Através dessas expressões e ancoragens, o repórter vai construindo uma representação social em que predomina um clima de comoção e revolta. O raciocínio por detrás do conjunto das falas do repórter pode ser resumido com a palavra justiça.

Em nossa análise dos factuais selecionados, constatamos que o enfoque, muitas vezes, extrapola o fato em si. Moscovici (2009) afirma que no processo de construção da realidade estão também os processos ligados à linguagem e à comunicação: “A linguagem explora esse fato com a finalidade de defini-lo, de colocá-lo dentro do fluxo de suas associações e projetá- lo em seu espaço próprio, que é simbólico” (2009, p. 219).

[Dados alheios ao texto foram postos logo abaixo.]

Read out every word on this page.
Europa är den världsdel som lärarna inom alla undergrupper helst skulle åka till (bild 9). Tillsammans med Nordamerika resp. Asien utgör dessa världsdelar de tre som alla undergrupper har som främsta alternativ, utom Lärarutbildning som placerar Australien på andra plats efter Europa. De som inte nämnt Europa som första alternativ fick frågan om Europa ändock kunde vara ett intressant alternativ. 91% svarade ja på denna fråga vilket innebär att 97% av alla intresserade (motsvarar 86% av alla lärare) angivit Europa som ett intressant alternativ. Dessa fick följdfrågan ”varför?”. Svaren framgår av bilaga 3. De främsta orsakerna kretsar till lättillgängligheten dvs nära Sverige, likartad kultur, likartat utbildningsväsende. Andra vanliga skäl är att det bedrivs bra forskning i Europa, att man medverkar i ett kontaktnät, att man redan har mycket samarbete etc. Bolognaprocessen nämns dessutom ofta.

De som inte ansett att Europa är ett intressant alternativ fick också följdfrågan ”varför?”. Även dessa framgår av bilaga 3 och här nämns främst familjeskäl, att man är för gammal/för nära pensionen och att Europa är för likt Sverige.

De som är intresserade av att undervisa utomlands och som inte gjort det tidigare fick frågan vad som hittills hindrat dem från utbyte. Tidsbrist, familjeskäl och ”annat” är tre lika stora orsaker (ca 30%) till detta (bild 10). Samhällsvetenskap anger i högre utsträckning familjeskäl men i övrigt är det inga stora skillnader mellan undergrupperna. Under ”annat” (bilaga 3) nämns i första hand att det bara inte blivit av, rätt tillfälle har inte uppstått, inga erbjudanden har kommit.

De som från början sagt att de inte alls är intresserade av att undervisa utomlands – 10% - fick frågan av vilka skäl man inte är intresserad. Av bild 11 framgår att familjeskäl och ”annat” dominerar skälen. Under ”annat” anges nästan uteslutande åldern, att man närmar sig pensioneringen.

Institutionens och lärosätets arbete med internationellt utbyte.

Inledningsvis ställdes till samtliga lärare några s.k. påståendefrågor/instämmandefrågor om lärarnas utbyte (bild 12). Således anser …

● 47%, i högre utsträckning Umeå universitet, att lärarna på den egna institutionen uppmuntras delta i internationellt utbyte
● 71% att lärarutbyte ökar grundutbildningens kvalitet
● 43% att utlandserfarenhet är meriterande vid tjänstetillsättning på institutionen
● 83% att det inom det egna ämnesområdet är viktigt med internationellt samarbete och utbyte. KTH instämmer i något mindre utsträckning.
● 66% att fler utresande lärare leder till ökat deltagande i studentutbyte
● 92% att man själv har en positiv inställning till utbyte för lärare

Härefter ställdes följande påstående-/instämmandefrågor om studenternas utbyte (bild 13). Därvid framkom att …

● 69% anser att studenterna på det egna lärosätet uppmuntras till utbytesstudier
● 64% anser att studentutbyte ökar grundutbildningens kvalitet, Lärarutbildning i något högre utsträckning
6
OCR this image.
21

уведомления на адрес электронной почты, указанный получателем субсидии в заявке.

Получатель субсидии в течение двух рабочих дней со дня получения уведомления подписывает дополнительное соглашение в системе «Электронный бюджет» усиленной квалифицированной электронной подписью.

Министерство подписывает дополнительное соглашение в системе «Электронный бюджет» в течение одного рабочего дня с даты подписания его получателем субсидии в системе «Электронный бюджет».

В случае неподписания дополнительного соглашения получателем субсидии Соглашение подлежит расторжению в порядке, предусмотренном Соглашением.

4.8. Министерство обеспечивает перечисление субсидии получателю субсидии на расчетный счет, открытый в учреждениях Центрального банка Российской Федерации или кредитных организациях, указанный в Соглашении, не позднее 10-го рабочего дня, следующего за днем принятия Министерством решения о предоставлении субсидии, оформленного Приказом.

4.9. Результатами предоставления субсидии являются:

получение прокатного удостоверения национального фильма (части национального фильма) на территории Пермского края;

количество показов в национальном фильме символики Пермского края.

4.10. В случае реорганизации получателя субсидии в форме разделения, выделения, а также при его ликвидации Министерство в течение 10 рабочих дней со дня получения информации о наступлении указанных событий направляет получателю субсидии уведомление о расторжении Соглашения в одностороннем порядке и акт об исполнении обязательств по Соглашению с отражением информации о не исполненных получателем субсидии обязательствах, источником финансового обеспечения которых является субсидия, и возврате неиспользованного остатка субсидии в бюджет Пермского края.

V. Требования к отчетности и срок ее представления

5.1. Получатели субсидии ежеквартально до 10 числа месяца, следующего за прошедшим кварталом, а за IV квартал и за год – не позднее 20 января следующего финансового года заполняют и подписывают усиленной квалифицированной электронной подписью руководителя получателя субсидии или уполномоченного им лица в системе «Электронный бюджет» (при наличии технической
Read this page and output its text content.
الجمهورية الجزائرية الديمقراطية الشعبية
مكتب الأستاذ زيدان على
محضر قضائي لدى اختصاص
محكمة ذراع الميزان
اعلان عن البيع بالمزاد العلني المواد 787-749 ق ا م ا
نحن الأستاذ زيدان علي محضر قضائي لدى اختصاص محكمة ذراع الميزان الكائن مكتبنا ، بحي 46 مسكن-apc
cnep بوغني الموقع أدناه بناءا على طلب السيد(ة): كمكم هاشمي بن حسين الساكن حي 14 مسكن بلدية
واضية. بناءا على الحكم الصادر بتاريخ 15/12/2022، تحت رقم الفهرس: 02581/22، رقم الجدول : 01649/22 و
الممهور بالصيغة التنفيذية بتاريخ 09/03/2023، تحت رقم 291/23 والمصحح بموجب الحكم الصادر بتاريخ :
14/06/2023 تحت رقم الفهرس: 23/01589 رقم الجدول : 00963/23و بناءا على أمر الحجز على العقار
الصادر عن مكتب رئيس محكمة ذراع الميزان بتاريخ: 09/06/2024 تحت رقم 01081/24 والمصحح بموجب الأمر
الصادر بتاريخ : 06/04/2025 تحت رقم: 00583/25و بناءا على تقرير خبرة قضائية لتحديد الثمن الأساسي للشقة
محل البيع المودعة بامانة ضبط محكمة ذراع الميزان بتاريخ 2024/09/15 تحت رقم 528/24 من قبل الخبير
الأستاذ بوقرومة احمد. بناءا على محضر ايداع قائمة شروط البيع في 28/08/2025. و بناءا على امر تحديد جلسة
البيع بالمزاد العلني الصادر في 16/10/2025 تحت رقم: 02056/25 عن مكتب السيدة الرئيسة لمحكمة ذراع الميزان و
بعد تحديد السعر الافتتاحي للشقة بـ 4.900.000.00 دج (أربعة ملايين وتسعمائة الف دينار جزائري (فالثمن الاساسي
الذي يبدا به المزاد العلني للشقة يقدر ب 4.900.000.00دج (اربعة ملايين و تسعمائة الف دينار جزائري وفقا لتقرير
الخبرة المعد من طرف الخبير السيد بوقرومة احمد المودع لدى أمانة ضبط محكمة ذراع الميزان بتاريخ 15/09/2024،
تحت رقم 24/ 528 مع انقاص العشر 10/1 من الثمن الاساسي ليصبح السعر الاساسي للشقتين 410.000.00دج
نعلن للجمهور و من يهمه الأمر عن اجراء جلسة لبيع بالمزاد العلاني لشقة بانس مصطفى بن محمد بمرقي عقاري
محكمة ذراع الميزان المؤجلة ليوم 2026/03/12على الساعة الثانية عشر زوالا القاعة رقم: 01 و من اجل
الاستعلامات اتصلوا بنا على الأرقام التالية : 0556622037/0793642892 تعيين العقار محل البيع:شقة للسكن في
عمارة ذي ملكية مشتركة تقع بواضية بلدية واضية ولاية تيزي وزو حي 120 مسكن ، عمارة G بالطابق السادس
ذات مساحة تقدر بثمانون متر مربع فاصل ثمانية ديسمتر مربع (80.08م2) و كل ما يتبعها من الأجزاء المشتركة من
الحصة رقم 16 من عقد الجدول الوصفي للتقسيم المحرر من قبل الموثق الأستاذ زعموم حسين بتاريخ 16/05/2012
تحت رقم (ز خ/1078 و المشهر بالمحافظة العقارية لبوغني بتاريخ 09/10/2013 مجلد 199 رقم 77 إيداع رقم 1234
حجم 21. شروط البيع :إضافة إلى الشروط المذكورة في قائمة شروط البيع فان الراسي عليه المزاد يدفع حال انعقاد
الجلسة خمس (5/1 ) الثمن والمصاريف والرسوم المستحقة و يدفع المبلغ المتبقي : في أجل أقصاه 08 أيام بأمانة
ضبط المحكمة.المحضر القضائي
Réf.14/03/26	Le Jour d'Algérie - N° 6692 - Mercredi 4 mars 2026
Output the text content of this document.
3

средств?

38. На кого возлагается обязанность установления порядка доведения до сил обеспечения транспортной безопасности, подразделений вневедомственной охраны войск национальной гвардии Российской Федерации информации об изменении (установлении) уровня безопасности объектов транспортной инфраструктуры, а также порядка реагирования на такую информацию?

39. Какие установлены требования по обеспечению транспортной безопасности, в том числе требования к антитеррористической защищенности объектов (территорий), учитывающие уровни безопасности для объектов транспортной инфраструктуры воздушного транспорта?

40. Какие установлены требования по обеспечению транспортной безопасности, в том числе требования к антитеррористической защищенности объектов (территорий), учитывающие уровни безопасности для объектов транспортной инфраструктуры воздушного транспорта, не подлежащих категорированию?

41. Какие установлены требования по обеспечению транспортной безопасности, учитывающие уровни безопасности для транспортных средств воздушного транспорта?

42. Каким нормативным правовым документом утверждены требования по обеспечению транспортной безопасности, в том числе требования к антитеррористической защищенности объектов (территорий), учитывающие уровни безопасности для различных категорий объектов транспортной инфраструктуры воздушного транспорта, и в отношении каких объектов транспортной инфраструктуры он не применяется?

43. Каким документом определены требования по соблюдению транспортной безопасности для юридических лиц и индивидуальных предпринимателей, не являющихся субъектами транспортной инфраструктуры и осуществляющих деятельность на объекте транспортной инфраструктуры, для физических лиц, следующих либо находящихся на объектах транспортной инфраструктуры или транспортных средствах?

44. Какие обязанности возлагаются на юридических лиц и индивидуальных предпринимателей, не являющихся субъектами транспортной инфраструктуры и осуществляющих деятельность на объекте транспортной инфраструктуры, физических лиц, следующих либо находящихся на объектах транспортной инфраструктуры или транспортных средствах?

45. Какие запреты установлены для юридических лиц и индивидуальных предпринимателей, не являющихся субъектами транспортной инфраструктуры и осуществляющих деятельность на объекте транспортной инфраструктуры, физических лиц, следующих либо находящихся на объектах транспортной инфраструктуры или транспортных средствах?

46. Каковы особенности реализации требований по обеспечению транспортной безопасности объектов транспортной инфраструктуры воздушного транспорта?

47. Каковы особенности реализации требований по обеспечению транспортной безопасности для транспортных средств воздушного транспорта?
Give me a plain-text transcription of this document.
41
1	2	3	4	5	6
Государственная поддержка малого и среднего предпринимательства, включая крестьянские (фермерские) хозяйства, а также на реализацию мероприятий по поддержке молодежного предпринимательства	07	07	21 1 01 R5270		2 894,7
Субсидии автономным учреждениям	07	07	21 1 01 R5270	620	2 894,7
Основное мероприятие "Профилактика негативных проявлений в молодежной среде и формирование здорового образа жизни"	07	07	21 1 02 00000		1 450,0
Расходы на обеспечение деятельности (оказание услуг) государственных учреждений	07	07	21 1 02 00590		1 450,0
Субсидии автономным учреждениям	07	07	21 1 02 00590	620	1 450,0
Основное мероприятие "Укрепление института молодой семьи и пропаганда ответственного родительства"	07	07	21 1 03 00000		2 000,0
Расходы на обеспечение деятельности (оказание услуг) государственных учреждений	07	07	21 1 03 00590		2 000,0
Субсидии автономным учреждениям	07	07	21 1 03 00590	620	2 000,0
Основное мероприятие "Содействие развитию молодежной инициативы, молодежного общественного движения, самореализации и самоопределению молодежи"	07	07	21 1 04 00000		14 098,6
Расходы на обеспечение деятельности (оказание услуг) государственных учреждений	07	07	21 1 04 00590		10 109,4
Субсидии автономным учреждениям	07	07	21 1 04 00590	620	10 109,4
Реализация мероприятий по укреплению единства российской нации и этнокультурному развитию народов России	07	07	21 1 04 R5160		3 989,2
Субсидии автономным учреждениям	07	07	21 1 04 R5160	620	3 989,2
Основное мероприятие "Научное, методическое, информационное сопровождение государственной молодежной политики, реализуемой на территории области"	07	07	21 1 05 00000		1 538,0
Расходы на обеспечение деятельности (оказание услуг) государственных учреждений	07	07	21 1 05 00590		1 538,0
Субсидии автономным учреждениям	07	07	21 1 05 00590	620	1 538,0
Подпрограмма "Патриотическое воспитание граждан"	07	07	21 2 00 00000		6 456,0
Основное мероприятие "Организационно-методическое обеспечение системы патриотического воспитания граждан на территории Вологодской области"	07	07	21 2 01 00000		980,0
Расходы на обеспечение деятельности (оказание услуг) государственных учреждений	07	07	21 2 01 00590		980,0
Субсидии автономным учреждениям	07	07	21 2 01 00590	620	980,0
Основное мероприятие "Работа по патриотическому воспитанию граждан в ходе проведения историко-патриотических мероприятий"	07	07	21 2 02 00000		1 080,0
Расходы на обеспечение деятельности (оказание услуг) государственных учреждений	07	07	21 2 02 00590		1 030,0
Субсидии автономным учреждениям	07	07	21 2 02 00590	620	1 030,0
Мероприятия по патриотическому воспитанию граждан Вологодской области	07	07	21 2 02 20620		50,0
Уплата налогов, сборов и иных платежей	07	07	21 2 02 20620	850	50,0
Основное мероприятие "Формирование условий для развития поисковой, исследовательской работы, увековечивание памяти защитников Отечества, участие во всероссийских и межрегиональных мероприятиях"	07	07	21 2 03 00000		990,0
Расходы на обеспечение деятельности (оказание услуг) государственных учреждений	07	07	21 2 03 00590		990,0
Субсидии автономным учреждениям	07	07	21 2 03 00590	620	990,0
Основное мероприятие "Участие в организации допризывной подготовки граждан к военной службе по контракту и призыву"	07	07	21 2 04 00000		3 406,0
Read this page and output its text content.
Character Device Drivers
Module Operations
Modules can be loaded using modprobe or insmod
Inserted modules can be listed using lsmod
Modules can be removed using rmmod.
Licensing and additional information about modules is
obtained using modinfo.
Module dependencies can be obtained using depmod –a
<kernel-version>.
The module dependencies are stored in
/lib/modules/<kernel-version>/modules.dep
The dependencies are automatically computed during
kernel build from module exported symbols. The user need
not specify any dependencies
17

Moscovici (2009) diz: “As palavras não são a tradução direta das ideias, do mesmo modo que os discursos não são nunca as reflexões imediatas das posições sociais” (2009, p. 219). A partir da mídia, em nosso caso, analisando as representações sociais de Pernambuco no Jornal Nacional, estamos buscando algumas pistas de como se dá essa guerra simbólica.